The importance of forecasting has become more evident with the appearance of the open electricity market and the restructuring of the national energy sector. This paper presents a new approach to load forecasting in the medium voltage distribution network in Portugal. The forecast horizon is short term, from 24 h up to a week. The forecast method is based on the combined use of a regression model and artificial neural networks (ANN). The study was done with the time series of telemetry data of the DSO (EDP Distribution) and climatic records from IPMA (Portuguese Institute of Sea and Atmosphere), applied for the urban area of Évora - one of the first Smart Cities in Portugal. The performance of the proposed methodology is illustrated by graphical results and evaluated with statistical indicators. The error (MAPE) was lower than 5 %, meaning that chosen methodology clearly validate the feasibility of the test.

Keywords

Electric power systems Load forecasting Smart-grids Distribution systems Electric substations Artificial Neural Networks 

1 Introduction

The recognition of future electricity consumption patterns is an important part of the planning, operation and exploration of Electrical Power System. The quality control of Power Systems and effectiveness of its operation are very sensitive to forecasting errors. Thus, estimating the future energy consumption correctly is a mandatory prerogative in production management, transport and distribution of that energy.

The importance of load forecasting has grown with the emergence of the open electricity market, in the 90 s of the last century. The vertical structure (which was traditional) of the electricity sector was restructured. Relations between production companies, transportation, distribution and marketing in this new scenario became more complex both from a technical and from a commercial point of view.

In order to improve the efficiency and reliability of the distribution sector, Distribution Management System (DMS) applications are developed, that monitor and control the electricity distribution system [1]. Those applications are illustrated in Fig. 1, in the form of a diagram.
Fig. 1.

The main functions of the Distribution Management Systems (taken from [1]).

Load Forecasting is considered in this context as one of the most important functions for the Power System operators. Among the applications, the most expected development is the Demand Side Management (DSM).

As an example of electric demand Fig. 2 represents two load curves, real and forecasted, made by the System Operator (SO) on December 13, 2012 [3]. This load refers to the Portuguese national transmission grid operator REN, without consideration of the interconnection with the European grid.
Fig. 2.

Real and Forecast values collected in to the REN.

These load curves were obtained for all REN busbars including all the tree levels of voltage (400 kV, 220 kV and 150 kV). The data were acquired in the most important substations using data acquisition system SCADA.
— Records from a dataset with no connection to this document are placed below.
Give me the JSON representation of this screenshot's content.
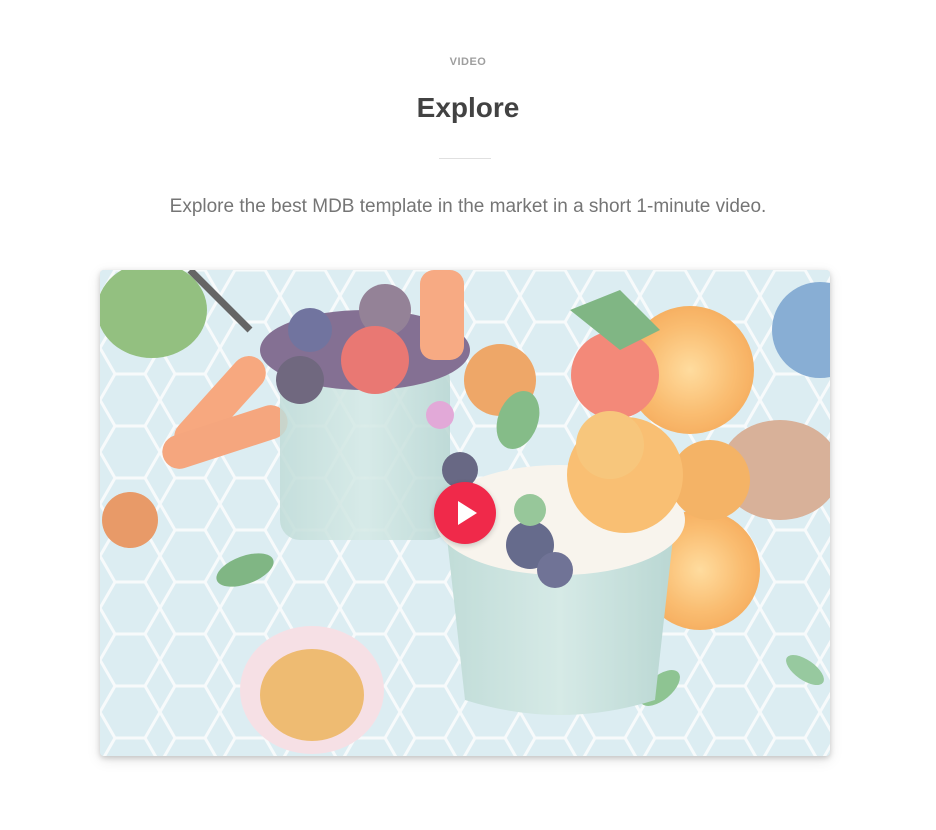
{
  "section": {
    "eyebrow": "VIDEO",
    "title": "Explore",
    "lead": "Explore the best MDB template in the market in a short 1-minute video."
  },
  "video": {
    "play_icon": "play-icon",
    "accent_color": "#f0294a"
  }
}
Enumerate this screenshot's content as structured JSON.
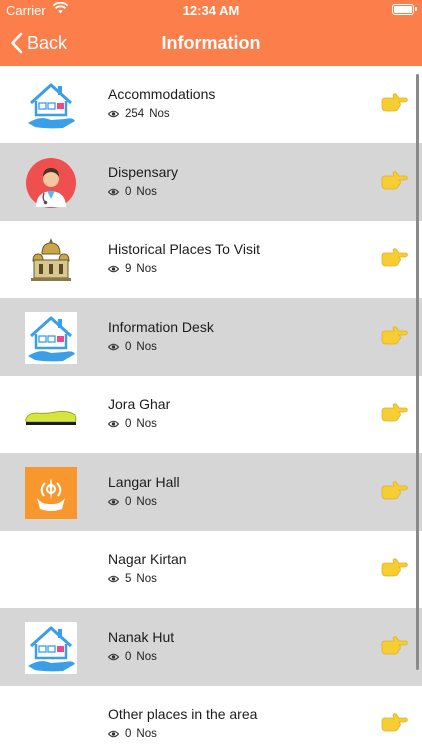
{
  "status": {
    "carrier": "Carrier",
    "time": "12:34 AM"
  },
  "nav": {
    "back_label": "Back",
    "title": "Information"
  },
  "colors": {
    "header": "#fb7e4b",
    "shaded_row": "#d6d6d6",
    "hand": "#f6cd33",
    "icon_blue": "#3a9ee8",
    "langar_tile": "#f7972d"
  },
  "items": [
    {
      "label": "Accommodations",
      "count": "254",
      "unit": "Nos",
      "icon": "house-hand-icon"
    },
    {
      "label": "Dispensary",
      "count": "0",
      "unit": "Nos",
      "icon": "doctor-icon"
    },
    {
      "label": "Historical Places To Visit",
      "count": "9",
      "unit": "Nos",
      "icon": "gurdwara-icon"
    },
    {
      "label": "Information Desk",
      "count": "0",
      "unit": "Nos",
      "icon": "house-hand-icon"
    },
    {
      "label": "Jora Ghar",
      "count": "0",
      "unit": "Nos",
      "icon": "shoe-icon"
    },
    {
      "label": "Langar Hall",
      "count": "0",
      "unit": "Nos",
      "icon": "khanda-hands-icon"
    },
    {
      "label": "Nagar Kirtan",
      "count": "5",
      "unit": "Nos",
      "icon": ""
    },
    {
      "label": "Nanak Hut",
      "count": "0",
      "unit": "Nos",
      "icon": "house-hand-icon"
    },
    {
      "label": "Other places in the area",
      "count": "0",
      "unit": "Nos",
      "icon": ""
    }
  ]
}
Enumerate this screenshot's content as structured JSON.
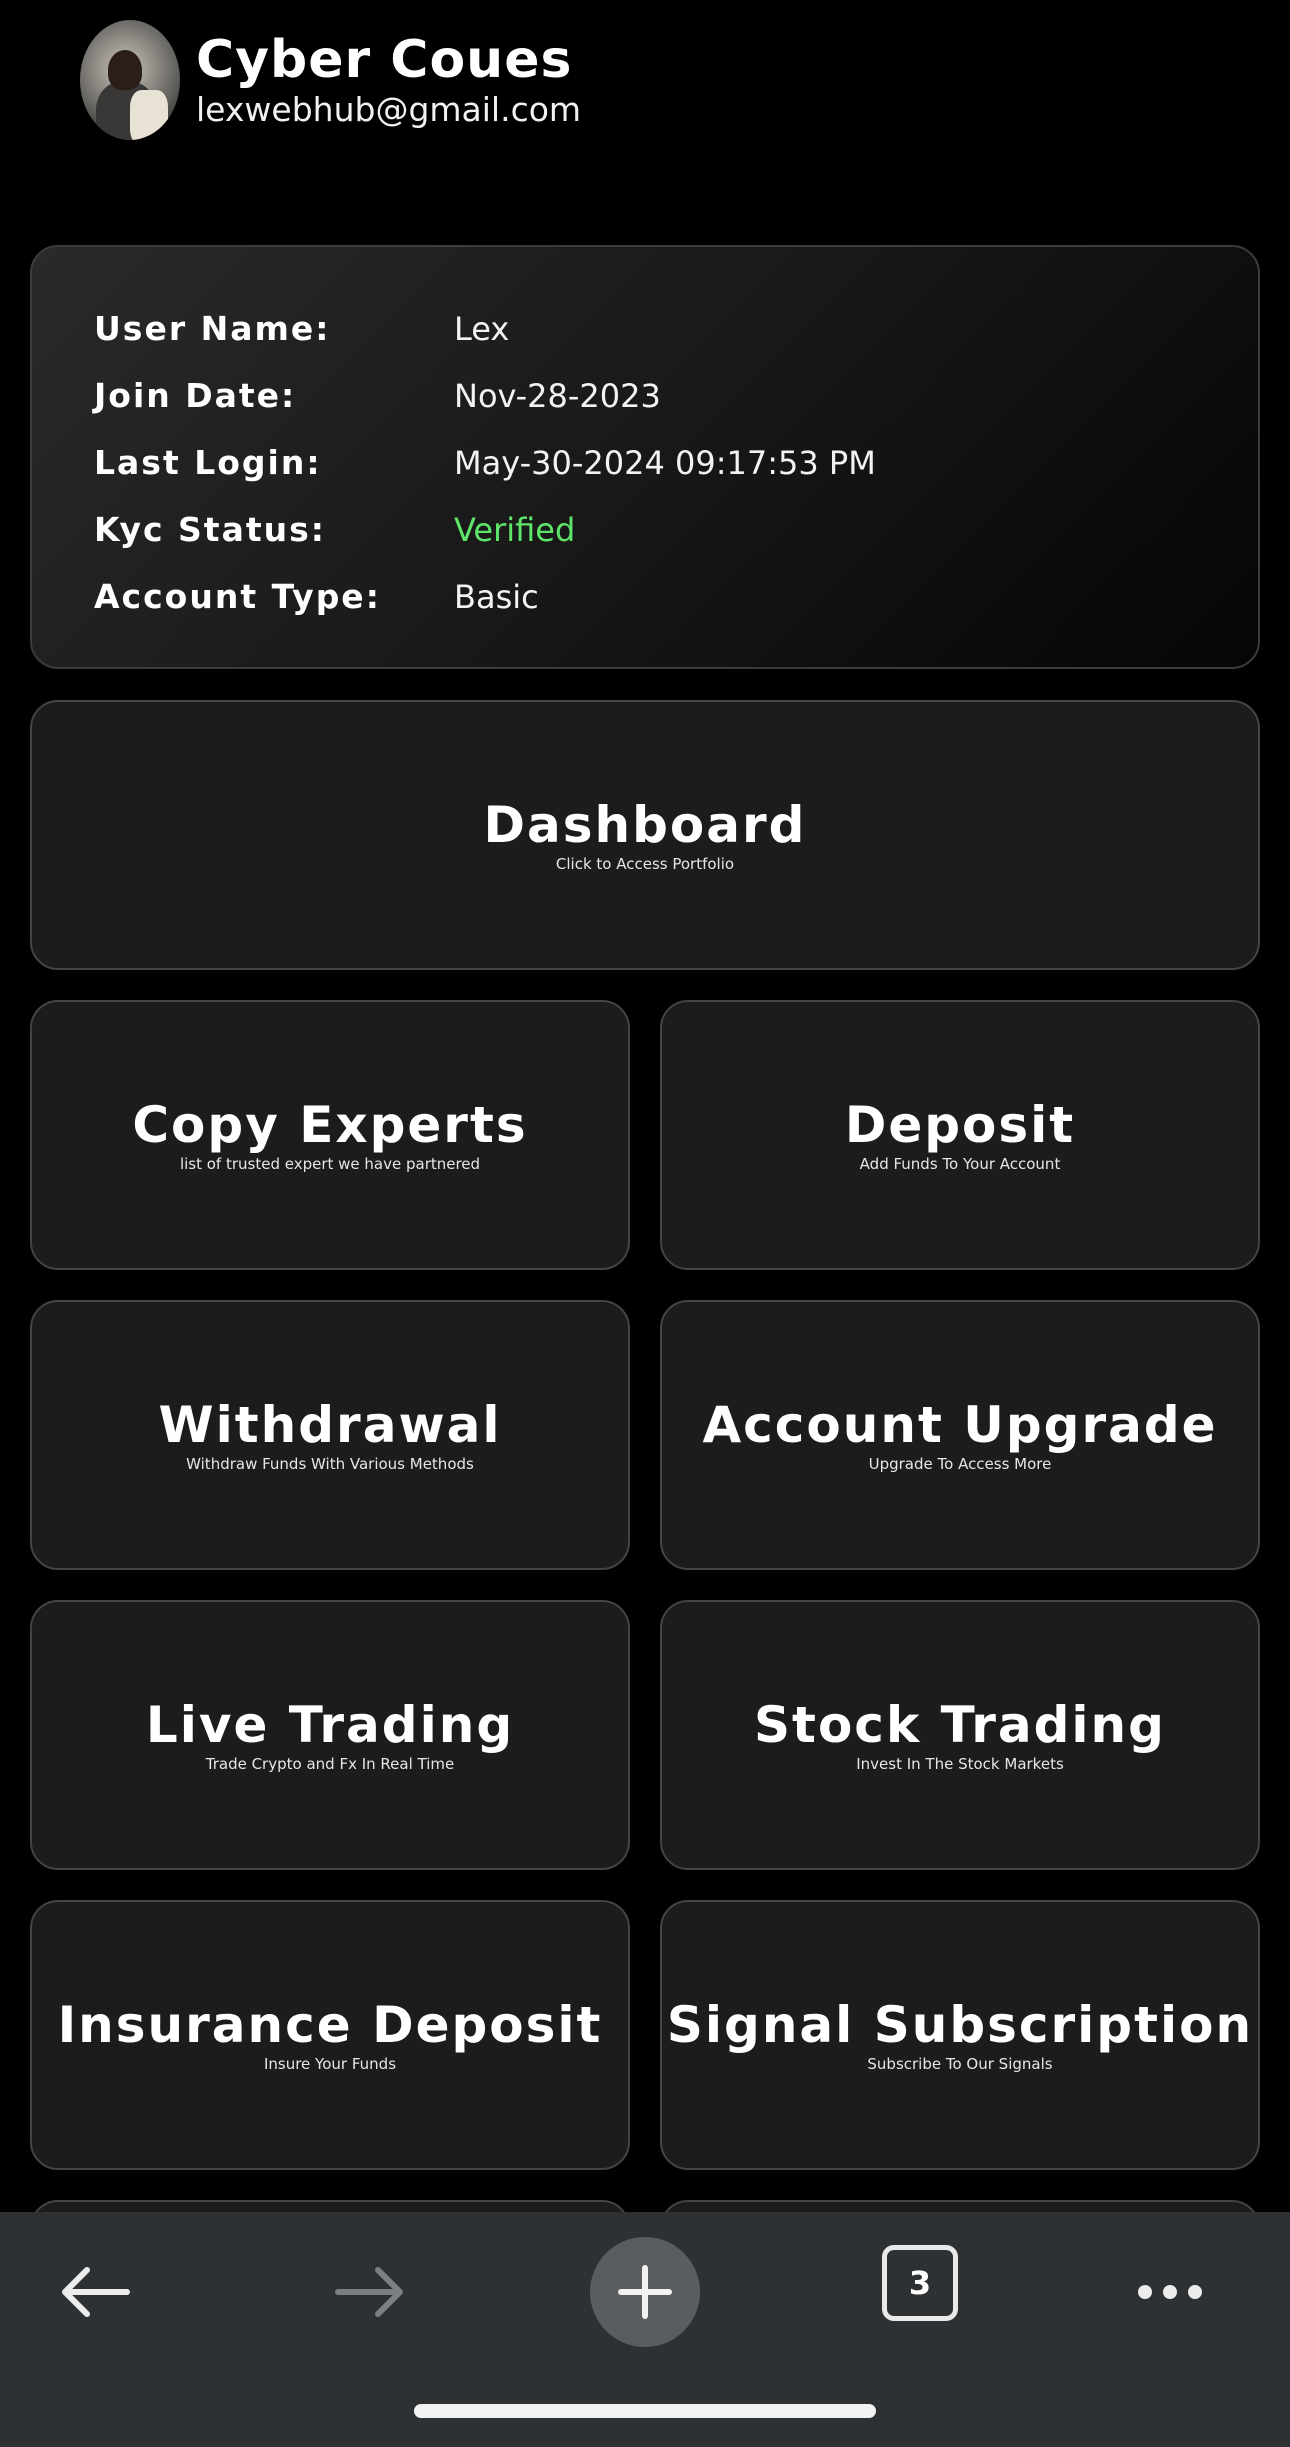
{
  "profile": {
    "name": "Cyber Coues",
    "email": "lexwebhub@gmail.com"
  },
  "info": {
    "user_name_label": "User Name:",
    "user_name": "Lex",
    "join_date_label": "Join Date:",
    "join_date": "Nov-28-2023",
    "last_login_label": "Last Login:",
    "last_login": "May-30-2024 09:17:53 PM",
    "kyc_label": "Kyc Status:",
    "kyc_status": "Verified",
    "account_type_label": "Account Type:",
    "account_type": "Basic"
  },
  "tiles": {
    "dashboard": {
      "title": "Dashboard",
      "subtitle": "Click to Access Portfolio"
    },
    "copy_experts": {
      "title": "Copy Experts",
      "subtitle": "list of trusted expert we have partnered"
    },
    "deposit": {
      "title": "Deposit",
      "subtitle": "Add Funds To Your Account"
    },
    "withdrawal": {
      "title": "Withdrawal",
      "subtitle": "Withdraw Funds With Various Methods"
    },
    "account_upgrade": {
      "title": "Account Upgrade",
      "subtitle": "Upgrade To Access More"
    },
    "live_trading": {
      "title": "Live Trading",
      "subtitle": "Trade Crypto and Fx In Real Time"
    },
    "stock_trading": {
      "title": "Stock Trading",
      "subtitle": "Invest In The Stock Markets"
    },
    "insurance_deposit": {
      "title": "Insurance Deposit",
      "subtitle": "Insure Your Funds"
    },
    "signal_subscription": {
      "title": "Signal Subscription",
      "subtitle": "Subscribe To Our Signals"
    }
  },
  "browser_bar": {
    "tab_count": "3",
    "icons": [
      "back-arrow-icon",
      "forward-arrow-icon",
      "plus-icon",
      "tabs-icon",
      "more-dots-icon"
    ]
  },
  "colors": {
    "background": "#000000",
    "card": "#1c1c1c",
    "verified": "#5ee66a",
    "toolbar": "#2e3134"
  }
}
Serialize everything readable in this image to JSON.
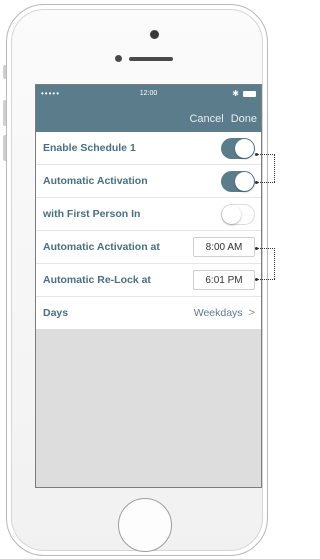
{
  "status_bar": {
    "signal": "•••••",
    "time": "12:00",
    "bluetooth": "✱"
  },
  "nav": {
    "cancel": "Cancel",
    "done": "Done"
  },
  "settings": {
    "enable_schedule": {
      "label": "Enable Schedule 1",
      "on": true
    },
    "auto_activation": {
      "label": "Automatic Activation",
      "on": true
    },
    "first_person_in": {
      "label": "with First Person In",
      "on": false
    },
    "activation_at": {
      "label": "Automatic Activation at",
      "value": "8:00 AM"
    },
    "relock_at": {
      "label": "Automatic Re-Lock at",
      "value": "6:01 PM"
    },
    "days": {
      "label": "Days",
      "value": "Weekdays"
    }
  },
  "colors": {
    "accent": "#5b7c8b",
    "label": "#496f80",
    "screen_bg": "#dddddd"
  }
}
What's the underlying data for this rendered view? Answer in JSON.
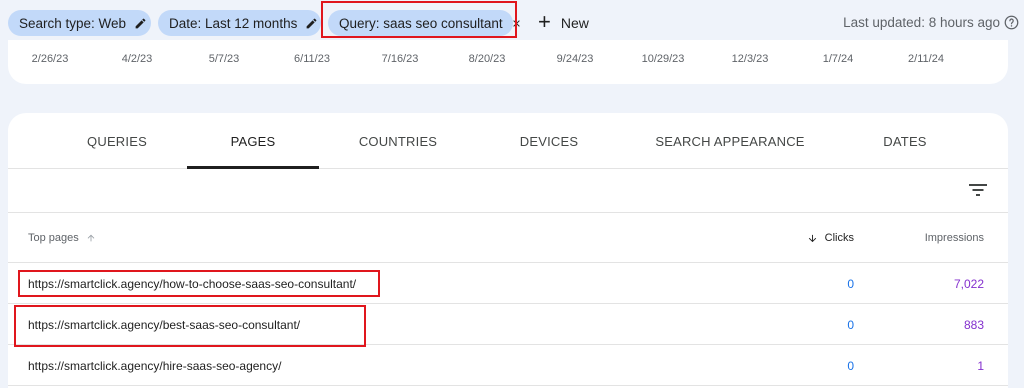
{
  "filters": {
    "search_type": "Search type: Web",
    "date": "Date: Last 12 months",
    "query": "Query: saas seo consultant",
    "new_label": "New",
    "last_updated": "Last updated: 8 hours ago"
  },
  "chart_axis": {
    "x_ticks": [
      "2/26/23",
      "4/2/23",
      "5/7/23",
      "6/11/23",
      "7/16/23",
      "8/20/23",
      "9/24/23",
      "10/29/23",
      "12/3/23",
      "1/7/24",
      "2/11/24"
    ]
  },
  "tabs": [
    {
      "label": "QUERIES"
    },
    {
      "label": "PAGES"
    },
    {
      "label": "COUNTRIES"
    },
    {
      "label": "DEVICES"
    },
    {
      "label": "SEARCH APPEARANCE"
    },
    {
      "label": "DATES"
    }
  ],
  "active_tab": "PAGES",
  "table": {
    "headers": {
      "pages": "Top pages",
      "clicks": "Clicks",
      "impressions": "Impressions"
    },
    "rows": [
      {
        "url": "https://smartclick.agency/how-to-choose-saas-seo-consultant/",
        "clicks": "0",
        "impressions": "7,022"
      },
      {
        "url": "https://smartclick.agency/best-saas-seo-consultant/",
        "clicks": "0",
        "impressions": "883"
      },
      {
        "url": "https://smartclick.agency/hire-saas-seo-agency/",
        "clicks": "0",
        "impressions": "1"
      }
    ]
  },
  "colors": {
    "chip_bg": "#c2d9f9",
    "highlight": "#e0161d",
    "clicks": "#1a73e8",
    "impressions": "#8430ce"
  }
}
Electrical power is delivered to the Distribution Network, operated by EDP Distribution, which next performs the 60/30 kV, 60/15 kV and 60/10 kV HV/MV transformation in the substations located in the main consumption centers.

Short-term load forecast allows the System Operator to answer to issues such as: network reconfiguration, voltage control, scheduling of maintenance actions and power factor correction, amongst others.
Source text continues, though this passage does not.